MXR''s M222 Talk Box is a rethink of the talk box formula that emphasizes reliability, circumvents the need for an additional amp, and focuses on affordability.
The talk box is, without a doubt, one of the most unique and instantly recognizable effects in popular music. With a sound that’s part vocoder and part wah, the effect has been employed by artists from Stevie Wonder to Mick Mars, Richie Sambora, and most notably, Joe Walsh and Peter Frampton. These days, its rare to see or hear a guitarist using one in the wild, but MXR’s new M222 Talk Box aims to change that with a rethink of the formula that emphasizes reliability, circumvents the need for an additional amp, and focuses on affordability.
Tell Me Something Good
The M222 feels incredibly tough. The thick, 2-piece enclosure weighs in at a hefty 2.6 pounds, and it’s held together by five deep-set hex screws. Most of the weight, though, comes from its custom driver and class D amplifier, which eliminates the need to use a separate amp rig to drive the effect. Requiring a completely separate amp has always been one of the most annoying aspects of using a talk box, and MXR has eliminated that obstacle in one brilliant stroke (to be fair, Rocktron’s recent Banshee models also conquered this hurdle). That said, the M222 still requires use of a microphone, and therefore also a PA system or separate mic-friendly amp for amplifying the returning vocal signal.
Shaping the tone of the effect is simple, thanks to a trio of controls—volume, tone, and gain. MXR designed the M222 with an 18V power supply—powered by an included wall wart—to give the effect as much clean headroom as possible. And if you’re adventurous, the onboard MXR Distortion III circuit can add a whole lot of grind when the gain knob is at its higher levels.
Setting up a talk box can seem like a confusing ordeal—especially for the majority of guitarists, who have never actually used one—but the M222 is pretty easy to grok. Start by connecting your guitar and amp to the input and output jacks (the latter of which is muted when the effect is on, because the mic and PA amplify the talk box.), plug the included surgical tube into the top of the pedal, and then, using the included mic clip, connect the other end of the tube to your microphone stand (be sure to leave enough length to allow you to place the tube toward the back corner of your mouth). When you play, the tube transfers the processed sound to your mouth—thereby allowing you to create the unique talk box effect by speaking and shaping sounds with your mouth.

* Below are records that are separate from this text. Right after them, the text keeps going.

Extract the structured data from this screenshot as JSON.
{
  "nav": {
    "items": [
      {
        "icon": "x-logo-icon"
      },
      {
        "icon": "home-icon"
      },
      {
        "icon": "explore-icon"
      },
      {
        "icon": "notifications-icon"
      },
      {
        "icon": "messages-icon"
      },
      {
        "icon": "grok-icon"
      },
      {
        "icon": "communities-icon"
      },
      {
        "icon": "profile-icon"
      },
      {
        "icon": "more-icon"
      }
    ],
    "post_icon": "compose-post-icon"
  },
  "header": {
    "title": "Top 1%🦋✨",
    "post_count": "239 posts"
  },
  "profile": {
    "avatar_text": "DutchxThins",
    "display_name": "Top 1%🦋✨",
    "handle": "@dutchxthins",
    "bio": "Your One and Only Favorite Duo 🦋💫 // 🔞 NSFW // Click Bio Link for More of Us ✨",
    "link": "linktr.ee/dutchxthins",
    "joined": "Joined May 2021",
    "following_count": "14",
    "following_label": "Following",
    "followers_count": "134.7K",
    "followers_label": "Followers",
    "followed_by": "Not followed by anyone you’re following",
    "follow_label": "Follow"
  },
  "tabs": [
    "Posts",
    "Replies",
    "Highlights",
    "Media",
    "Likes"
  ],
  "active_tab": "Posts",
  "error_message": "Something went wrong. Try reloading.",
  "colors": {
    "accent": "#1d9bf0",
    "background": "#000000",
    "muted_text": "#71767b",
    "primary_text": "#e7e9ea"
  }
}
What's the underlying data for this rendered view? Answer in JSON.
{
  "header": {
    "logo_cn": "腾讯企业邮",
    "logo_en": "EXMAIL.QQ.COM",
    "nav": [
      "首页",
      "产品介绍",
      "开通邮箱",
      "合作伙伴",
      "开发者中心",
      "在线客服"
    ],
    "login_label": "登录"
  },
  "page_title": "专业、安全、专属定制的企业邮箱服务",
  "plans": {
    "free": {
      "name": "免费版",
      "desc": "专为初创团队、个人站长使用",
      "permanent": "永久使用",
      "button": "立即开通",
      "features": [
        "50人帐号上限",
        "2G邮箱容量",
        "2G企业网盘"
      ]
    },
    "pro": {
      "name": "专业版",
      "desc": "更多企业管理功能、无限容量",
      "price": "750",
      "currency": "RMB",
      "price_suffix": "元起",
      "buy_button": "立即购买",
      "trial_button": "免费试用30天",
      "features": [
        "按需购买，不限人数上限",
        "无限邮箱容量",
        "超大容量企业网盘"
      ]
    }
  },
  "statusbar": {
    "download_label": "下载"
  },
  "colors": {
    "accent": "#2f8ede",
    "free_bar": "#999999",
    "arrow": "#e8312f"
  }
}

Because your mouth is the primary tone-shaping tool for the effect, you’ll want to make sure that you can get close enough to the mic (while the tube is in your mouth) that the mic can capture the resulting sound from your mouth as clearly as possible.
This Box Rocks
MXR hit it out of the ballpark when it comes to the M222’s usability and tone. The controls are intuitive, and players should have no trouble dialing in acceptable volume and gain settings for their playing and music style. Still, there are some factors that might cause some frustration, the biggest being that the effect takes a lot of practice to master. You have to think about both your playing and what words you want the music to sound like. It’s basically the same conundrum players face when learning to sing and play simultaneously. Similarly, the extra effort eventually rewards you with something that adds a whole new dimension to your music.
After setting up the M222 and connecting it to a Mesa/Boogie Dual Rectifier, I fired up my PA, grabbed a Les Paul, and got ready to rock. I set the controls at noon and turned on the pedal, and it only took a few moments to get the hang of shaping the guitar’s sound to form basic vowel sounds. It took more time to figure out how to effectively make consonants, because the tube itself obstructs jaw movement and essentially requires learning how to speak differently. Eventually, though, I could form complete sentences with ease.
The M222’s Distortion III circuit gives the effect some really cool textures that range from light grit to full-blown demonic grind. Higher gain settings made vowel sounds much more pronounced, and almost synth-like when the gain was cranked. The gain circuit is also very sensitive to your guitar’s output, so you can vary the intensity of the effect significantly by working your guitar’s volume and tone knobs.
The talk box has survived decades of music and gear fads, but for most of that time, the need for a separate rig has made the effect impractical for the average player. Though MXR is not necessarily the first to address this issue, the company’s a smart internal amplifier-and-driver design and dynamic inclusion of the iconic MXR Distortion III circuit add up to a very enticing recipe for those who’ve put off trying the effect until now. On top of that, the M222 is housed in one of toughest, most roadworthy enclosures MXR has ever used—and that’s saying a lot. If you’ve never used a talk box before, this thing is bound to feel weird and take some time to adjust to. But adding the M222 to your rig gives you a tone option that’s bound to turn heads and open the door to new ideas.